How to Use Word Clouds to Improve Your SEO

You have your keyword list that you keep in the back of your mind when writing content for your website, but do you really have a good sense of how Google “sees” your website?  Word clouds can be the perfect tool to help you get a quick and intuitive understanding of how your content appears to a machine.  Although word clouds are not frequently used in the field of SEO, they can be extremely effective.

What is a Word Cloud?

If you aren’t familiar, a word cloud turns a bunch of text into a graphic that displays each word sized based on how frequently the word is used.  The greater the number of occurrences of the word in the text, the larger that word appears.  For example, a word cloud of the Wikipedia page on marketing looks like this:

marketing word cloud

From the word cloud we can see that beyond the word “marketing”, the Wikipedia page focuses on research and product.  Not only is it a quick way to see what a web page is about, but it gives you a graphical way to get a rough understanding of how Google views the content on a page.  Word clouds won’t take into account the technical elements of SEO such as backlinks, headers, and alt tags, but they do give you a better understanding of your content.

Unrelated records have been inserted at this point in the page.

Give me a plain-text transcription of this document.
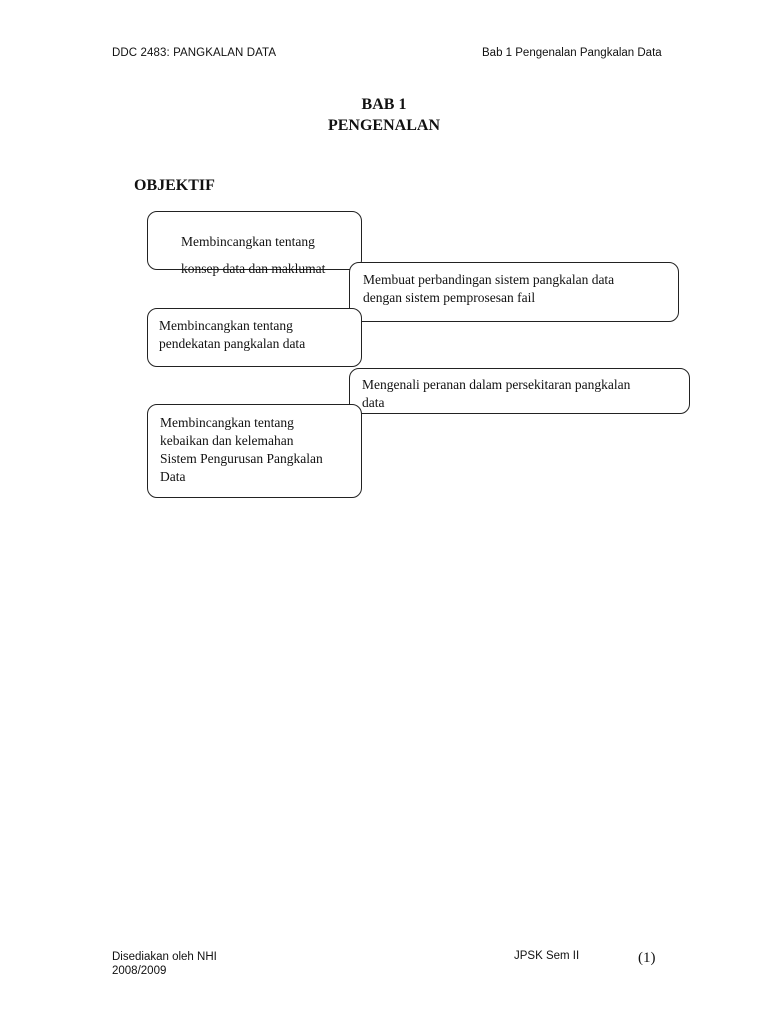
DDC 2483: PANGKALAN DATA	Bab 1 Pengenalan Pangkalan Data
BAB 1
PENGENALAN
OBJEKTIF
Membincangkan tentang
konsep data dan maklumat
Membuat perbandingan sistem pangkalan data
dengan sistem pemprosesan fail
Membincangkan tentang
pendekatan pangkalan data
Mengenali peranan dalam persekitaran pangkalan
data
Membincangkan tentang
kebaikan dan kelemahan
Sistem Pengurusan Pangkalan
Data
Disediakan oleh NHI
2008/2009
JPSK Sem II	(1)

How do I Make a Word Cloud?

Thanks to a former IBM engineer named Jonathan Feinberg, you can make your own word clouds free of charge by visiting his site:  Simply copy and paste any set of text or the link to a page that has an RSS feed into and it will instantly create a word cloud.  Once the word cloud has been generated, you can manipulate the color, font, and orientation of the words.

Why Word Clouds Help with SEO

Back to the subject of SEO, while it is important to write content that first and foremost is interesting to your target audience, a little keyword optimization is also recommended.  Word clouds are a tool that will help you to visualize that keyword optimization.

So, to wrap up this blog post, it only seems appropriate to see if I have been successful in targeting keywords that are relevant to ThriveHive.  The word cloud below shows that while the content of this article is fairly dispersed, the key message around word clouds, content, and SEO is standing out in the results:

blog post word cloud

So, the next time you finish a piece of content to be published online, create a word cloud to get a sense of what Google is going to think the article is about. If Google has it “wrong”, then it is probably worth taking some time to modify some of the wording.  It doesn’t matter how great a piece of content is if nobody ever finds it.  Give Google a fighting chance by appropriately emphasizing your key message.